Mr. Schapiro then studied more formally with W. Eugene Smith, a photojournalist renowned for portraying social conditions of the mid-20th century. Mr. Schapiro even embedded with Smith for a time in his Manhattan loft. He learned how to make prints and picked up some tricks of the trade, like showing two points of interest in a portrait, which Smith told him would make the viewer’s eye go back and forth and thereby hold the viewer’s attention.

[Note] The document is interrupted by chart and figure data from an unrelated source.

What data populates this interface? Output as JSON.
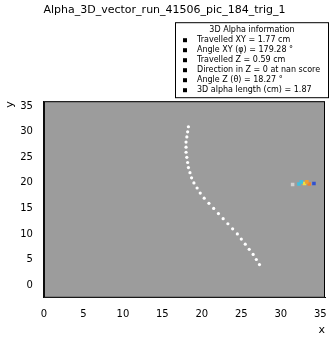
{
  "chart_data": {
    "type": "scatter",
    "title": "Alpha_3D_vector_run_41506_pic_184_trig_1",
    "x_label": "x",
    "y_label": "y",
    "xlim": [
      0,
      35.6
    ],
    "ylim": [
      -2.5,
      36
    ],
    "xticks": [
      0,
      5,
      10,
      15,
      20,
      25,
      30,
      35
    ],
    "yticks": [
      0,
      5,
      10,
      15,
      20,
      25,
      30,
      35
    ],
    "grid": false,
    "series": [
      {
        "color": "#ffffff",
        "marker": "circle",
        "x": [
          27.3,
          26.9,
          26.5,
          26.0,
          25.5,
          25.0,
          24.5,
          23.9,
          23.3,
          22.7,
          22.1,
          21.5,
          20.9,
          20.3,
          19.8,
          19.4,
          19.0,
          18.7,
          18.5,
          18.3,
          18.2,
          18.1,
          18.0,
          18.0,
          18.0,
          18.1,
          18.2,
          18.3
        ],
        "values": [
          4,
          5,
          6,
          7,
          8,
          9,
          10,
          11,
          12,
          13,
          14,
          15,
          16,
          17,
          18,
          19,
          20,
          21,
          22,
          23,
          24,
          25,
          26,
          27,
          28,
          29,
          30,
          31
        ]
      },
      {
        "colors": [
          "#d0d0d0",
          "#40c0e0",
          "#f0e040",
          "#f08030",
          "#3050d0",
          "#40c0e0",
          "#f0a030"
        ],
        "marker": "square",
        "x": [
          31.5,
          32.3,
          33.0,
          33.6,
          34.2,
          32.6,
          33.3
        ],
        "values": [
          19.7,
          19.8,
          19.9,
          19.8,
          19.9,
          20.2,
          20.2
        ]
      }
    ],
    "annotation_box": {
      "title": "3D Alpha information",
      "lines": [
        "Travelled XY = 1.77 cm",
        "Angle XY (φ) = 179.28 °",
        "Travelled Z = 0.59 cm",
        "Direction in Z = 0 at nan score",
        "Angle Z (θ) = 18.27 °",
        "3D alpha length (cm) = 1.87"
      ]
    }
  }
}
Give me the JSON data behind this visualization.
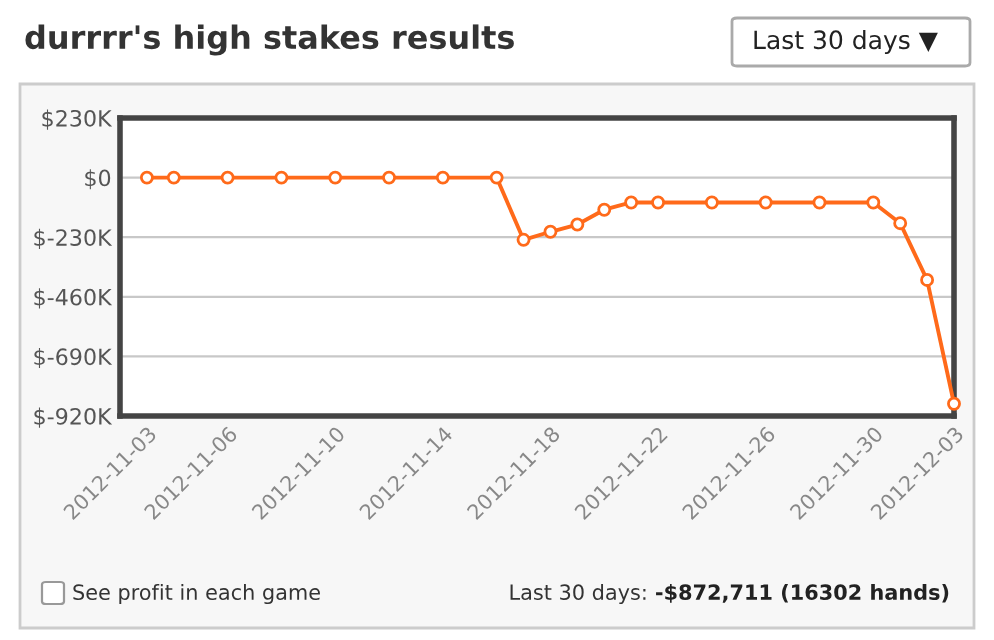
{
  "chart_data": {
    "type": "line",
    "title": "durrrr's high stakes results",
    "x": [
      "2012-11-03",
      "2012-11-04",
      "2012-11-06",
      "2012-11-08",
      "2012-11-10",
      "2012-11-12",
      "2012-11-14",
      "2012-11-16",
      "2012-11-17",
      "2012-11-18",
      "2012-11-19",
      "2012-11-20",
      "2012-11-21",
      "2012-11-22",
      "2012-11-24",
      "2012-11-26",
      "2012-11-28",
      "2012-11-30",
      "2012-12-01",
      "2012-12-02",
      "2012-12-03"
    ],
    "series": [
      {
        "color": "#ff6a1a",
        "values": [
          0,
          0,
          0,
          0,
          0,
          0,
          0,
          0,
          -240000,
          -209000,
          -181000,
          -124000,
          -96000,
          -96000,
          -96000,
          -96000,
          -96000,
          -96000,
          -176000,
          -395000,
          -872711
        ]
      }
    ],
    "xlim": [
      "2012-11-02",
      "2012-12-03"
    ],
    "xticks": [
      {
        "value": "2012-11-03",
        "label": "2012-11-03"
      },
      {
        "value": "2012-11-06",
        "label": "2012-11-06"
      },
      {
        "value": "2012-11-10",
        "label": "2012-11-10"
      },
      {
        "value": "2012-11-14",
        "label": "2012-11-14"
      },
      {
        "value": "2012-11-18",
        "label": "2012-11-18"
      },
      {
        "value": "2012-11-22",
        "label": "2012-11-22"
      },
      {
        "value": "2012-11-26",
        "label": "2012-11-26"
      },
      {
        "value": "2012-11-30",
        "label": "2012-11-30"
      },
      {
        "value": "2012-12-03",
        "label": "2012-12-03"
      }
    ],
    "ylim": [
      -920000,
      230000
    ],
    "yticks": [
      {
        "value": 230000,
        "label": "$230K"
      },
      {
        "value": 0,
        "label": "$0"
      },
      {
        "value": -230000,
        "label": "$-230K"
      },
      {
        "value": -460000,
        "label": "$-460K"
      },
      {
        "value": -690000,
        "label": "$-690K"
      },
      {
        "value": -920000,
        "label": "$-920K"
      }
    ],
    "grid": "y",
    "marker": "circle",
    "line_style": "solid",
    "legend": false,
    "annotations": [
      "Last 30 days ▼",
      "See profit in each game",
      "Last 30 days: ",
      "-$872,711 (16302 hands)"
    ]
  }
}
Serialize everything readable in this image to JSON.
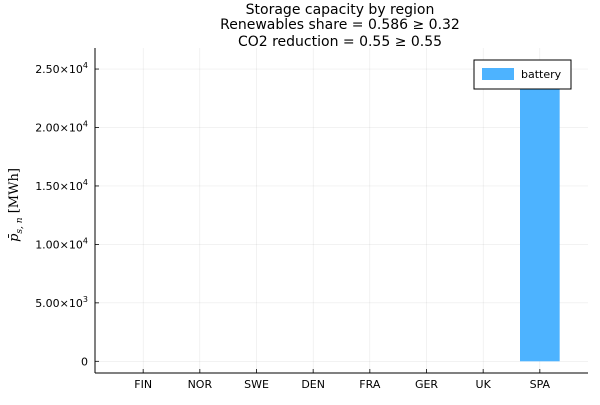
{
  "chart_data": {
    "type": "bar",
    "title": [
      "Storage capacity by region",
      "Renewables share = 0.586 ≥ 0.32",
      "CO2 reduction = 0.55 ≥ 0.55"
    ],
    "xlabel": "",
    "ylabel": "p̄ s, n [MWh]",
    "categories": [
      "FIN",
      "NOR",
      "SWE",
      "DEN",
      "FRA",
      "GER",
      "UK",
      "SPA"
    ],
    "series": [
      {
        "name": "battery",
        "color": "#4db3ff",
        "values": [
          0,
          0,
          0,
          0,
          0,
          0,
          0,
          25800
        ]
      }
    ],
    "ylim": [
      -1000,
      26800
    ],
    "yticks": [
      {
        "value": 0,
        "mantissa": "0",
        "exponent": ""
      },
      {
        "value": 5000,
        "mantissa": "5.00×10",
        "exponent": "3"
      },
      {
        "value": 10000,
        "mantissa": "1.00×10",
        "exponent": "4"
      },
      {
        "value": 15000,
        "mantissa": "1.50×10",
        "exponent": "4"
      },
      {
        "value": 20000,
        "mantissa": "2.00×10",
        "exponent": "4"
      },
      {
        "value": 25000,
        "mantissa": "2.50×10",
        "exponent": "4"
      }
    ],
    "grid": true,
    "legend_position": "top-right"
  }
}
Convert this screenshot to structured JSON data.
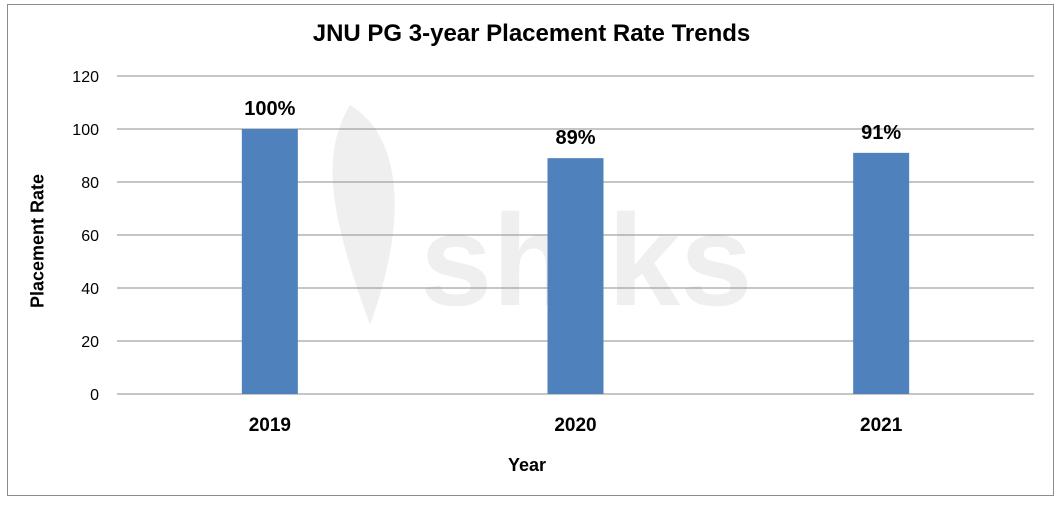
{
  "chart_data": {
    "type": "bar",
    "title": "JNU PG 3-year Placement Rate Trends",
    "xlabel": "Year",
    "ylabel": "Placement Rate",
    "categories": [
      "2019",
      "2020",
      "2021"
    ],
    "values": [
      100,
      89,
      91
    ],
    "data_labels": [
      "100%",
      "89%",
      "91%"
    ],
    "yticks": [
      "0",
      "20",
      "40",
      "60",
      "80",
      "100",
      "120"
    ],
    "ylim": [
      0,
      120
    ],
    "grid": true,
    "legend": "none",
    "bar_color": "#4f81bd",
    "watermark": "shiksha"
  }
}
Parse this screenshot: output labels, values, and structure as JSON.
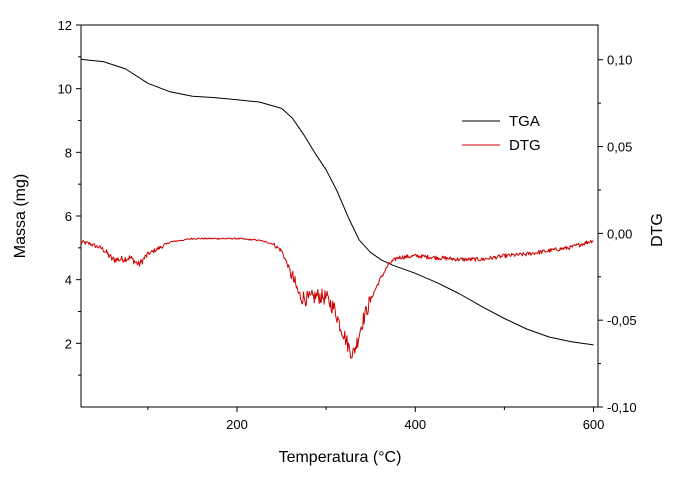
{
  "chart_data": {
    "type": "line",
    "title": "",
    "xlabel": "Temperatura (°C)",
    "ylabel_left": "Massa (mg)",
    "ylabel_right": "DTG",
    "xlim": [
      25,
      605
    ],
    "ylim_left": [
      0,
      12
    ],
    "ylim_right": [
      -0.1,
      0.12
    ],
    "x_ticks": [
      {
        "v": 200,
        "label": "200"
      },
      {
        "v": 400,
        "label": "400"
      },
      {
        "v": 600,
        "label": "600"
      }
    ],
    "x_minor_ticks": [
      100,
      300,
      500
    ],
    "y_left_ticks": [
      {
        "v": 2,
        "label": "2"
      },
      {
        "v": 4,
        "label": "4"
      },
      {
        "v": 6,
        "label": "6"
      },
      {
        "v": 8,
        "label": "8"
      },
      {
        "v": 10,
        "label": "10"
      },
      {
        "v": 12,
        "label": "12"
      }
    ],
    "y_right_ticks": [
      {
        "v": 0.1,
        "label": "0,10"
      },
      {
        "v": 0.05,
        "label": "0,05"
      },
      {
        "v": 0.0,
        "label": "0,00"
      },
      {
        "v": -0.05,
        "label": "-0,05"
      },
      {
        "v": -0.1,
        "label": "-0,10"
      }
    ],
    "legend_position": "upper-right",
    "series": [
      {
        "name": "TGA",
        "axis": "left",
        "color": "#000000",
        "x": [
          25,
          50,
          75,
          100,
          125,
          150,
          175,
          200,
          225,
          250,
          262,
          275,
          287,
          300,
          312,
          325,
          337,
          350,
          362,
          375,
          400,
          425,
          450,
          475,
          500,
          525,
          550,
          575,
          600
        ],
        "y": [
          10.92,
          10.85,
          10.62,
          10.17,
          9.9,
          9.76,
          9.72,
          9.65,
          9.58,
          9.38,
          9.08,
          8.55,
          8.0,
          7.45,
          6.8,
          5.95,
          5.25,
          4.85,
          4.62,
          4.45,
          4.2,
          3.9,
          3.55,
          3.15,
          2.78,
          2.45,
          2.2,
          2.05,
          1.95
        ]
      },
      {
        "name": "DTG",
        "axis": "right",
        "color": "#cc0000",
        "x": [
          25,
          35,
          50,
          60,
          70,
          80,
          90,
          100,
          125,
          150,
          175,
          200,
          225,
          240,
          250,
          260,
          270,
          280,
          290,
          300,
          310,
          315,
          320,
          325,
          330,
          335,
          340,
          350,
          360,
          370,
          380,
          400,
          425,
          450,
          475,
          500,
          525,
          550,
          575,
          600
        ],
        "y": [
          -0.005,
          -0.006,
          -0.009,
          -0.015,
          -0.015,
          -0.014,
          -0.018,
          -0.012,
          -0.005,
          -0.003,
          -0.003,
          -0.003,
          -0.004,
          -0.006,
          -0.01,
          -0.022,
          -0.036,
          -0.038,
          -0.036,
          -0.037,
          -0.044,
          -0.052,
          -0.058,
          -0.065,
          -0.07,
          -0.062,
          -0.052,
          -0.038,
          -0.027,
          -0.018,
          -0.014,
          -0.013,
          -0.014,
          -0.015,
          -0.015,
          -0.013,
          -0.012,
          -0.01,
          -0.008,
          -0.004
        ]
      }
    ]
  }
}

Above all, Mr. Schapiro said in a 2019 interview with photo.com, Smith “gave me a sense of humanity and the human condition.”
Mr. Schapiro was married three times. His first two marriages ended in divorce.
In addition to his wife, Maura Smith, he leaves two sons, Theophilus Donoghue and Adam Schapiro; two daughters, Elle Harvey and Taylor Schapiro; and four grandchildren. Another son, Teddy Schapiro, died in 2016.
Mr. Schapiro believed that his civil rights images stood out because so few photographers were covering the movement. But he said the power of photography had been diminished in recent years because of its ubiquity.
“I think we are on the way to a day when cameras as we have known them will be obsolete,” he told The Chicago Tribune in 2016. “We will be using just cellphones to take photos as the technology advances and the quality gets better.”
But, he added, “I will ever believe that it is the photographer who counts, not the camera.”